Product placement
Unlike everyone else out there, of course, I thought I would always be young. One of the casualties of my husband's illness and death was my own sense of perpetual youth--oh, sure, it would have died on its own, but losing him finally stripped me (or, perhaps, freed me?) of my sense that I was not yet grown up, that I still had most of my life before me, and that I had innumerable possible lives. And, of course, having a child is a pretty big wake-up call to mortality, and to the real meaning of permanent obligation.But in the last year, I have started to be aware of how old I look. Like most women in what I choose to think of as the prime of life (a fantasy I can cling to only by considering those in their 30s as "young"), I weigh considerably more than I did in my hotter days, due to a slowing metabolism, but also to giving up the miles of walking I had always done as a waitress. I don't mind the lines around my eyes, or mouth, or even the grey hair, except for its tendency to stick up like little wires. But I have that kind of super-fair skin that is prone to redness, sun damage and (say it!) age spots. When I was a girl, I remember advertisements for something called "Porcelana fade cream," designed to bleach (?) away age spots on the hands. Do they even still make it? It's not in my drugstore. But I hate the way the backs of my hands look simultaneously wrinkled and sort of puffy, and the "freckles" that no longer look youthfully frecklish. My hands look like my mother's hands--like they've done lots of laundry, loads of dishes, plenty of careless and inefficient digging around in the dirt (since I hesitate to call my occasional forays into planting stuff and then letting it die "gardening"). And the wrinkly/saggy skin right under my eyes--not the "laugh lines" at the corner of my eyes, but an encroaching crepe-iness that gives me a perpetually tired look.

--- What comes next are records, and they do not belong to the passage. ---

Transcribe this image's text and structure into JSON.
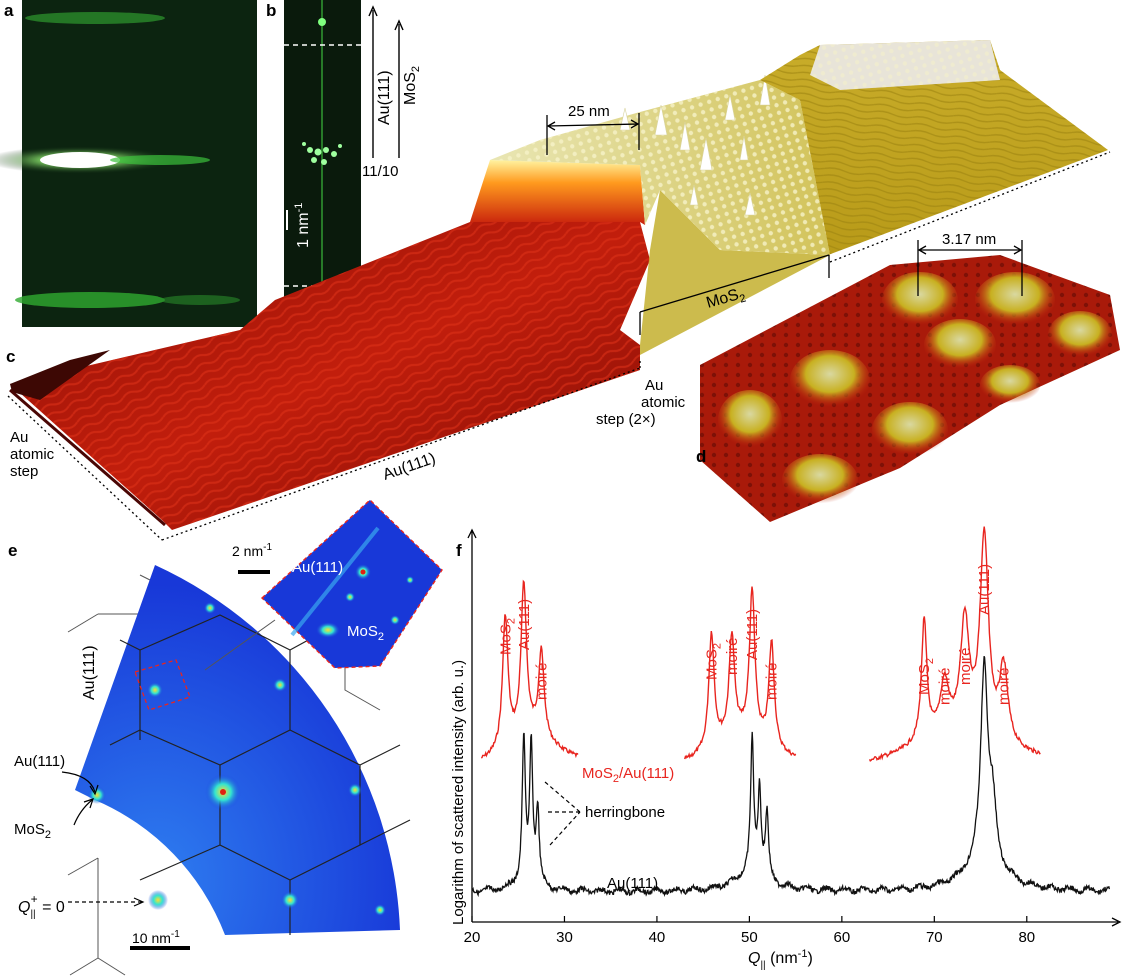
{
  "panels": {
    "a": "a",
    "b": "b",
    "c": "c",
    "d": "d",
    "e": "e",
    "f": "f"
  },
  "panel_b": {
    "axis_au": "Au(111)",
    "axis_mos2": "MoS",
    "mos2_sub": "2",
    "ratio": "11/10",
    "scale": "1 nm",
    "scale_sup": "-1"
  },
  "panel_c": {
    "dim_moire": "25 nm",
    "mos2": "MoS",
    "mos2_sub": "2",
    "au_step_left": [
      "Au",
      "atomic",
      "step"
    ],
    "au_step_right": [
      "Au",
      "atomic",
      "step (2×)"
    ],
    "au111": "Au(111)"
  },
  "panel_d": {
    "dim": "3.17 nm"
  },
  "panel_e": {
    "scale_inset": "2 nm",
    "scale_inset_sup": "-1",
    "inset_au": "Au(111)",
    "inset_mos2": "MoS",
    "inset_mos2_sub": "2",
    "hex_label": "Au(111)",
    "au_arrow": "Au(111)",
    "mos2_arrow": "MoS",
    "mos2_arrow_sub": "2",
    "q": "Q",
    "q_sub": "||",
    "q_sup": "+",
    "q_eq": " = 0",
    "scale_main": "10 nm",
    "scale_main_sup": "-1"
  },
  "chart_data": {
    "type": "line",
    "xlabel": "Q",
    "xlabel_sub": "||",
    "xlabel_unit": " (nm",
    "xlabel_unit_sup": "-1",
    "xlabel_close": ")",
    "ylabel": "Logarithm of scattered intensity (arb. u.)",
    "xlim": [
      20,
      89
    ],
    "xticks": [
      20,
      30,
      40,
      50,
      60,
      70,
      80
    ],
    "series": [
      {
        "name": "MoS2/Au(111)",
        "color": "#e8251f",
        "segments": [
          [
            21,
            31.5
          ],
          [
            43,
            55
          ],
          [
            63,
            81.5
          ]
        ],
        "peaks": [
          {
            "x": 23.6,
            "label": "MoS",
            "sub": "2"
          },
          {
            "x": 25.6,
            "label": "Au(111)"
          },
          {
            "x": 27.5,
            "label": "moiré"
          },
          {
            "x": 45.9,
            "label": "MoS",
            "sub": "2"
          },
          {
            "x": 48.1,
            "label": "moiré"
          },
          {
            "x": 50.3,
            "label": "Au(111)"
          },
          {
            "x": 52.4,
            "label": "moiré"
          },
          {
            "x": 68.9,
            "label": "MoS",
            "sub": "2"
          },
          {
            "x": 71.1,
            "label": "moiré"
          },
          {
            "x": 73.3,
            "label": "moiré"
          },
          {
            "x": 75.4,
            "label": "Au(111)"
          },
          {
            "x": 77.5,
            "label": "moiré"
          }
        ]
      },
      {
        "name": "Au(111)",
        "color": "#111111",
        "segments": [
          [
            20,
            89
          ]
        ],
        "peaks": [
          {
            "x": 25.6
          },
          {
            "x": 26.4
          },
          {
            "x": 27.1
          },
          {
            "x": 50.3
          },
          {
            "x": 51.1
          },
          {
            "x": 51.9
          },
          {
            "x": 75.4
          },
          {
            "x": 76.3
          }
        ]
      }
    ],
    "annotations": {
      "curve_red": "MoS",
      "curve_red_sub": "2",
      "curve_red_rest": "/Au(111)",
      "herringbone": "herringbone",
      "curve_black": "Au(111)"
    }
  },
  "colors": {
    "red": "#e8251f",
    "dark": "#111111",
    "green_bg": "#0c2410",
    "blue_map": "#1a3fe0"
  }
}
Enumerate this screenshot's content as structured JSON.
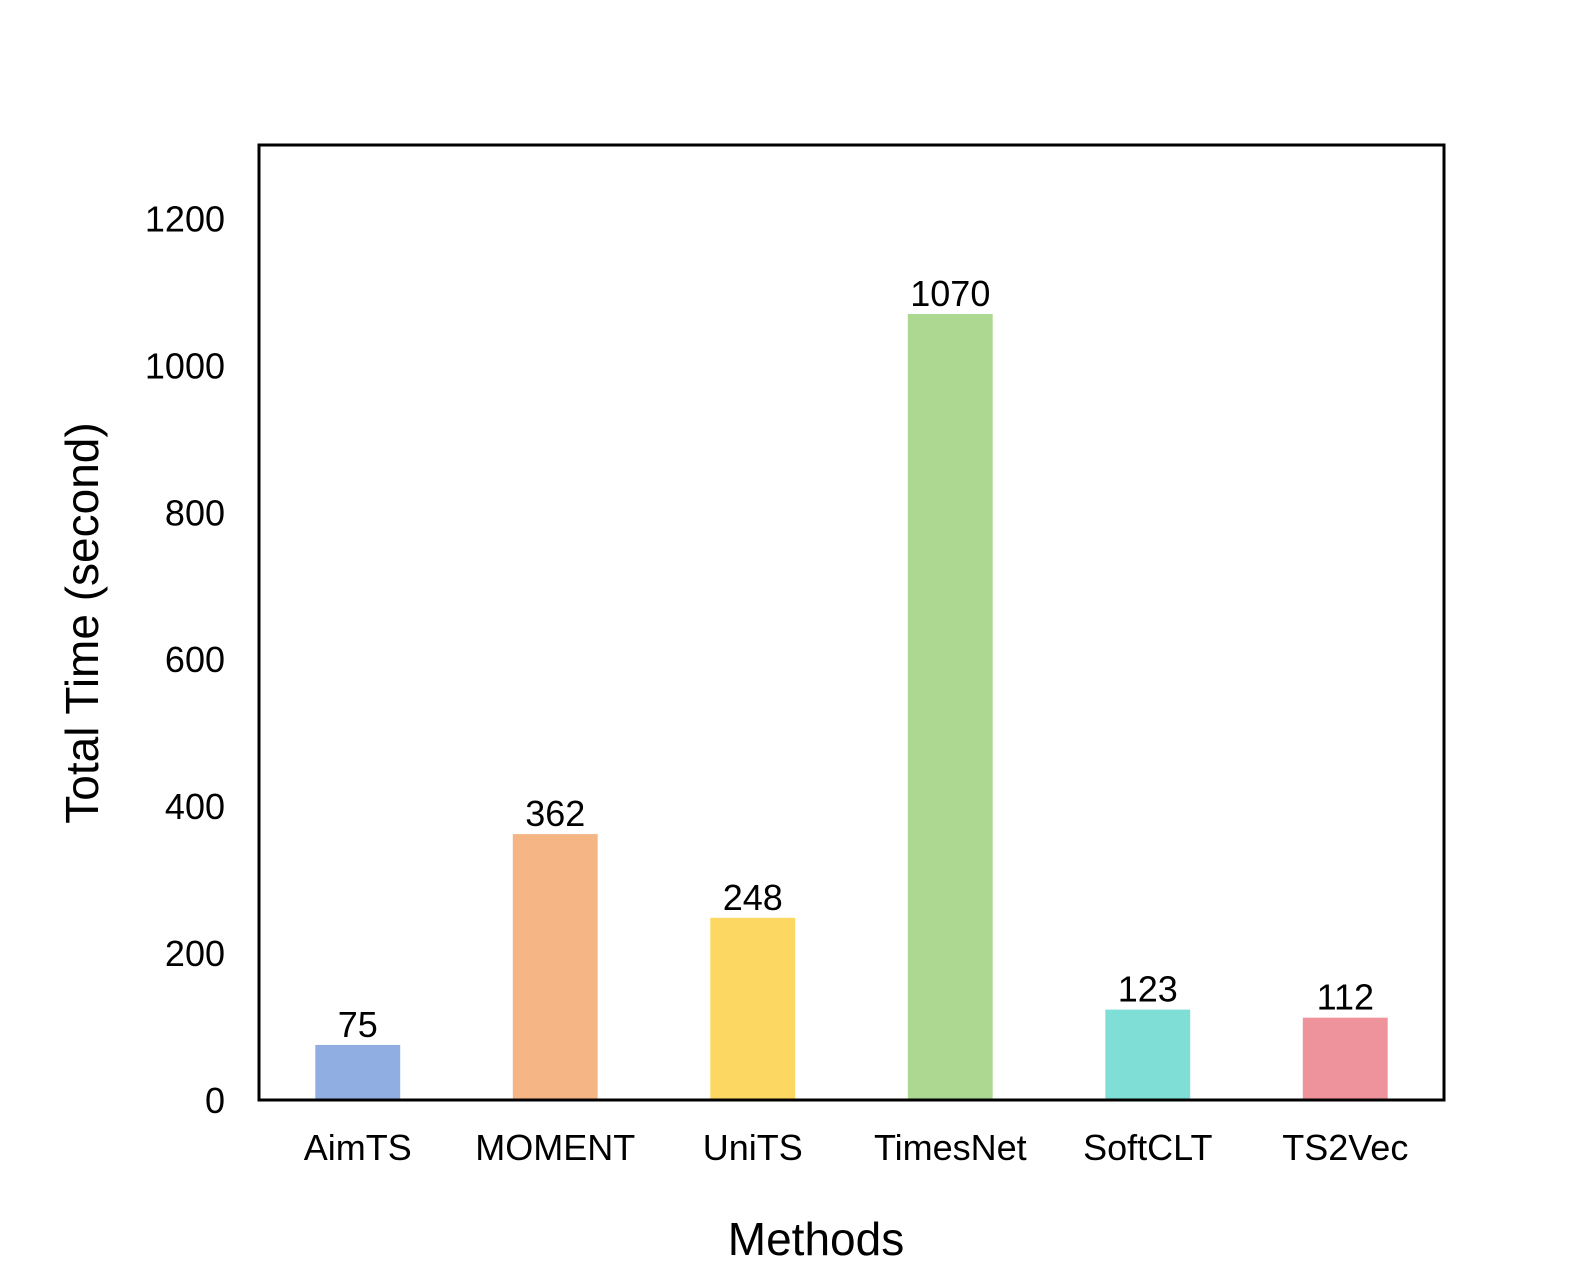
{
  "chart_data": {
    "type": "bar",
    "title": "",
    "xlabel": "Methods",
    "ylabel": "Total Time (second)",
    "ylim": [
      0,
      1300
    ],
    "yticks": [
      0,
      200,
      400,
      600,
      800,
      1000,
      1200
    ],
    "grid": false,
    "legend": "none",
    "categories": [
      "AimTS",
      "MOMENT",
      "UniTS",
      "TimesNet",
      "SoftCLT",
      "TS2Vec"
    ],
    "values": [
      75,
      362,
      248,
      1070,
      123,
      112
    ],
    "colors": [
      "#91aee2",
      "#f5b584",
      "#fcd862",
      "#acd891",
      "#7fded5",
      "#ee939b"
    ]
  }
}
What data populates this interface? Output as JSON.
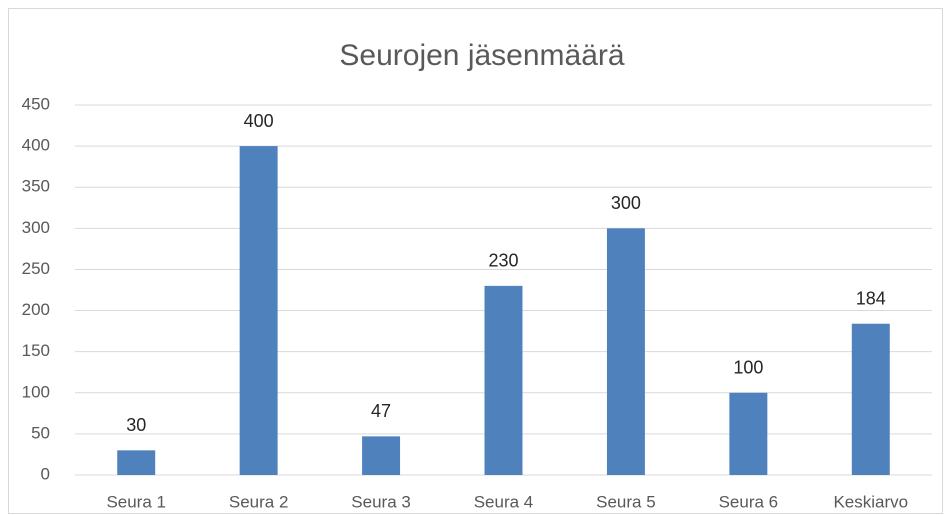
{
  "chart_data": {
    "type": "bar",
    "title": "Seurojen jäsenmäärä",
    "categories": [
      "Seura 1",
      "Seura 2",
      "Seura 3",
      "Seura 4",
      "Seura 5",
      "Seura 6",
      "Keskiarvo"
    ],
    "values": [
      30,
      400,
      47,
      230,
      300,
      100,
      184
    ],
    "color": "#4f81bd",
    "ylim": [
      0,
      450
    ],
    "yticks": [
      0,
      50,
      100,
      150,
      200,
      250,
      300,
      350,
      400,
      450
    ],
    "grid": true,
    "data_labels": true
  }
}
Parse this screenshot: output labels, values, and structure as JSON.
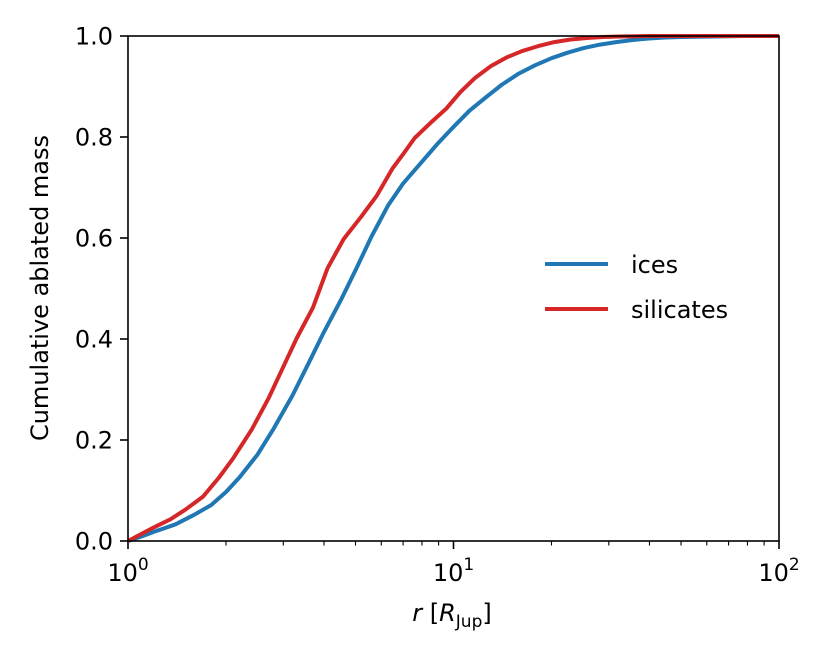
{
  "chart_data": {
    "type": "line",
    "xscale": "log",
    "xlim": [
      1,
      100
    ],
    "ylim": [
      0.0,
      1.0
    ],
    "grid": false,
    "legend_position": "center-right",
    "xlabel": {
      "var": "r",
      "open": "[",
      "sym": "R",
      "sub": "Jup",
      "close": "]"
    },
    "ylabel": "Cumulative ablated mass",
    "x_major_ticks": [
      {
        "value": 1,
        "base": "10",
        "exp": "0"
      },
      {
        "value": 10,
        "base": "10",
        "exp": "1"
      },
      {
        "value": 100,
        "base": "10",
        "exp": "2"
      }
    ],
    "y_ticks": [
      {
        "value": 0.0,
        "label": "0.0"
      },
      {
        "value": 0.2,
        "label": "0.2"
      },
      {
        "value": 0.4,
        "label": "0.4"
      },
      {
        "value": 0.6,
        "label": "0.6"
      },
      {
        "value": 0.8,
        "label": "0.8"
      },
      {
        "value": 1.0,
        "label": "1.0"
      }
    ],
    "series": [
      {
        "name": "ices",
        "color": "#1f77b4",
        "x": [
          1.0,
          1.1,
          1.2,
          1.4,
          1.6,
          1.8,
          2.0,
          2.2,
          2.5,
          2.8,
          3.2,
          3.6,
          4.0,
          4.5,
          5.0,
          5.6,
          6.3,
          7.0,
          8.0,
          9.0,
          10.0,
          11.2,
          12.6,
          14.1,
          15.8,
          17.8,
          20.0,
          22.4,
          25.1,
          28.2,
          31.6,
          35.5,
          39.8,
          44.7,
          50.1,
          63.1,
          79.4,
          100.0
        ],
        "y": [
          0.0,
          0.009,
          0.018,
          0.033,
          0.052,
          0.071,
          0.097,
          0.126,
          0.171,
          0.222,
          0.288,
          0.354,
          0.414,
          0.476,
          0.536,
          0.603,
          0.665,
          0.708,
          0.751,
          0.789,
          0.82,
          0.852,
          0.879,
          0.904,
          0.925,
          0.942,
          0.956,
          0.967,
          0.976,
          0.983,
          0.988,
          0.992,
          0.995,
          0.997,
          0.998,
          0.999,
          1.0,
          1.0
        ]
      },
      {
        "name": "silicates",
        "color": "#d62728",
        "x": [
          1.0,
          1.1,
          1.2,
          1.35,
          1.5,
          1.7,
          1.9,
          2.1,
          2.4,
          2.7,
          3.0,
          3.3,
          3.7,
          4.1,
          4.6,
          5.2,
          5.8,
          6.5,
          7.0,
          7.6,
          8.5,
          9.5,
          10.5,
          11.6,
          13.0,
          14.5,
          16.2,
          18.2,
          20.4,
          22.9,
          25.7,
          28.8,
          32.4,
          40.0,
          50.0,
          70.0,
          100.0
        ],
        "y": [
          0.0,
          0.014,
          0.027,
          0.043,
          0.062,
          0.088,
          0.125,
          0.163,
          0.221,
          0.282,
          0.345,
          0.402,
          0.462,
          0.54,
          0.598,
          0.642,
          0.683,
          0.738,
          0.766,
          0.798,
          0.828,
          0.856,
          0.889,
          0.916,
          0.94,
          0.957,
          0.97,
          0.98,
          0.988,
          0.993,
          0.996,
          0.998,
          0.999,
          1.0,
          1.0,
          1.0,
          1.0
        ]
      }
    ]
  }
}
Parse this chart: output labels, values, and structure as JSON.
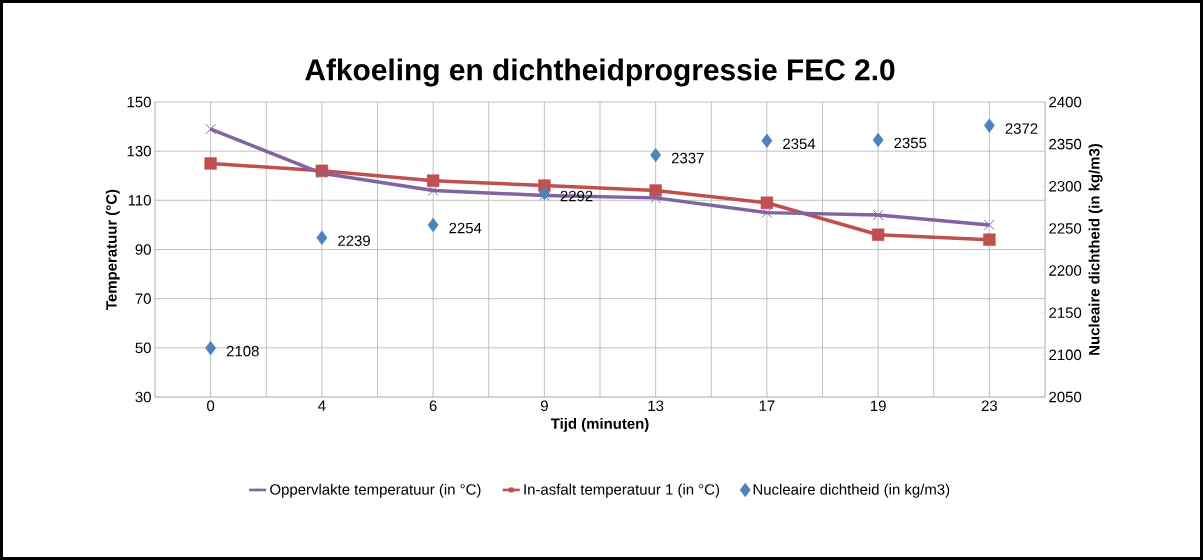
{
  "chart_data": {
    "type": "line",
    "title": "Afkoeling en dichtheidprogressie FEC 2.0",
    "xlabel": "Tijd (minuten)",
    "ylabel": "Temperatuur (°C)",
    "y2label": "Nucleaire dichtheid (in kg/m3)",
    "categories": [
      "0",
      "4",
      "6",
      "9",
      "13",
      "17",
      "19",
      "23"
    ],
    "ylim": [
      30,
      150
    ],
    "yticks": [
      30,
      50,
      70,
      90,
      110,
      130,
      150
    ],
    "y2lim": [
      2050,
      2400
    ],
    "y2ticks": [
      2050,
      2100,
      2150,
      2200,
      2250,
      2300,
      2350,
      2400
    ],
    "grid": true,
    "legend": "bottom",
    "line_style": "solid",
    "series": [
      {
        "name": "Oppervlakte temperatuur (in °C)",
        "marker": "cross",
        "color": "#8064a2",
        "values": [
          139,
          121,
          114,
          112,
          111,
          105,
          104,
          100
        ]
      },
      {
        "name": "In-asfalt temperatuur 1 (in °C)",
        "marker": "square",
        "color": "#c0504d",
        "values": [
          125,
          122,
          118,
          116,
          114,
          109,
          96,
          94
        ]
      },
      {
        "name": "Nucleaire dichtheid (in kg/m3)",
        "type": "scatter",
        "marker": "diamond",
        "axis": "y2",
        "color": "#4f81bd",
        "values": [
          2108,
          2239,
          2254,
          2292,
          2337,
          2354,
          2355,
          2372
        ],
        "value_labels": [
          "2108",
          "2239",
          "2254",
          "2292",
          "2337",
          "2354",
          "2355",
          "2372"
        ]
      }
    ]
  }
}
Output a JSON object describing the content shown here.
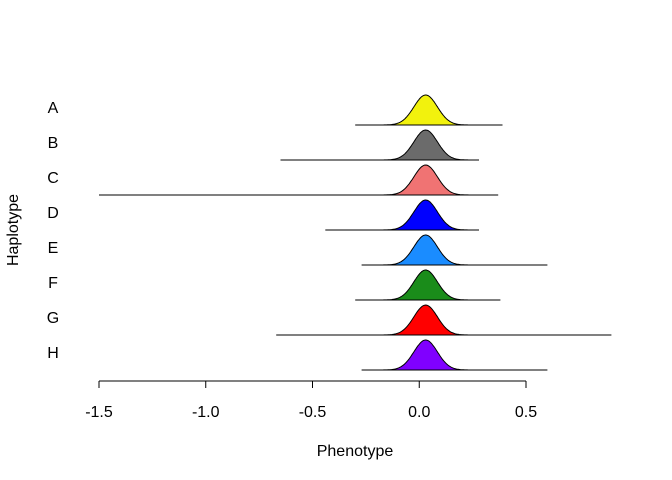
{
  "chart_data": {
    "type": "area",
    "xlabel": "Phenotype",
    "ylabel": "Haplotype",
    "xlim": [
      -1.5,
      0.9
    ],
    "x_ticks": [
      -1.5,
      -1.0,
      -0.5,
      0.0,
      0.5
    ],
    "x_tick_labels": [
      "-1.5",
      "-1.0",
      "-0.5",
      "0.0",
      "0.5"
    ],
    "grid": false,
    "series": [
      {
        "name": "A",
        "color": "#f2f20d",
        "peak": 0.03,
        "min": -0.3,
        "max": 0.39
      },
      {
        "name": "B",
        "color": "#6b6b6b",
        "peak": 0.03,
        "min": -0.65,
        "max": 0.28
      },
      {
        "name": "C",
        "color": "#f07373",
        "peak": 0.03,
        "min": -1.5,
        "max": 0.37
      },
      {
        "name": "D",
        "color": "#0000ff",
        "peak": 0.03,
        "min": -0.44,
        "max": 0.28
      },
      {
        "name": "E",
        "color": "#1a8cff",
        "peak": 0.03,
        "min": -0.27,
        "max": 0.6
      },
      {
        "name": "F",
        "color": "#1a8c1a",
        "peak": 0.03,
        "min": -0.3,
        "max": 0.38
      },
      {
        "name": "G",
        "color": "#ff0000",
        "peak": 0.03,
        "min": -0.67,
        "max": 0.9
      },
      {
        "name": "H",
        "color": "#8000ff",
        "peak": 0.03,
        "min": -0.27,
        "max": 0.6
      }
    ]
  }
}
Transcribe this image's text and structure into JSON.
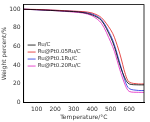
{
  "chart_data": {
    "type": "line",
    "x_label": "Temperature/°C",
    "y_label": "Weight percent/%",
    "xlim": [
      30,
      680
    ],
    "xticks": [
      100,
      200,
      300,
      400,
      500,
      600
    ],
    "ylim": [
      0,
      105
    ],
    "yticks": [
      0,
      20,
      40,
      60,
      80,
      100
    ],
    "grid": false,
    "legend": "center left",
    "x": [
      30,
      100,
      200,
      300,
      350,
      400,
      450,
      500,
      520,
      550,
      580,
      600,
      650,
      680
    ],
    "series": [
      {
        "name": "Ru/C",
        "color": "#000000",
        "values": [
          100,
          99.5,
          98.5,
          97.5,
          96.5,
          94,
          88,
          70,
          60,
          40,
          25,
          20,
          19,
          19
        ]
      },
      {
        "name": "Ru@Pt0.05Ru/C",
        "color": "#e02020",
        "values": [
          100,
          99.8,
          99,
          98,
          97.5,
          96,
          91,
          78,
          70,
          52,
          30,
          22,
          20,
          20
        ]
      },
      {
        "name": "Ru@Pt0.1Ru/C",
        "color": "#2030e0",
        "values": [
          100,
          99.6,
          98.8,
          97.8,
          97,
          95,
          89,
          72,
          62,
          42,
          22,
          15,
          13,
          13
        ]
      },
      {
        "name": "Ru@Pt0.20Ru/C",
        "color": "#e020c0",
        "values": [
          100,
          99.5,
          98.5,
          97,
          96,
          93,
          85,
          65,
          55,
          35,
          18,
          12,
          11,
          11
        ]
      }
    ]
  }
}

So here's the come-to-Jesus consumer testimonial: NEUTROGENA.
Yeah, I love their sunscreen.
And now I am here, selflessly promoting this hand cream and this eye cream.
We now return to our regularly scheduled program of aging gracefully.
Labels: beauty products, consumerism
2 Comments:
We must be the same age because I have all those same complaints. Thanks for the recs.
Flossie, I hope they work! I confess to the great American disease of consumerism; what would *really* make me look better is diet and exercise, but I prefer to purchase items with which to gild the wilting lily, if you know what I mean!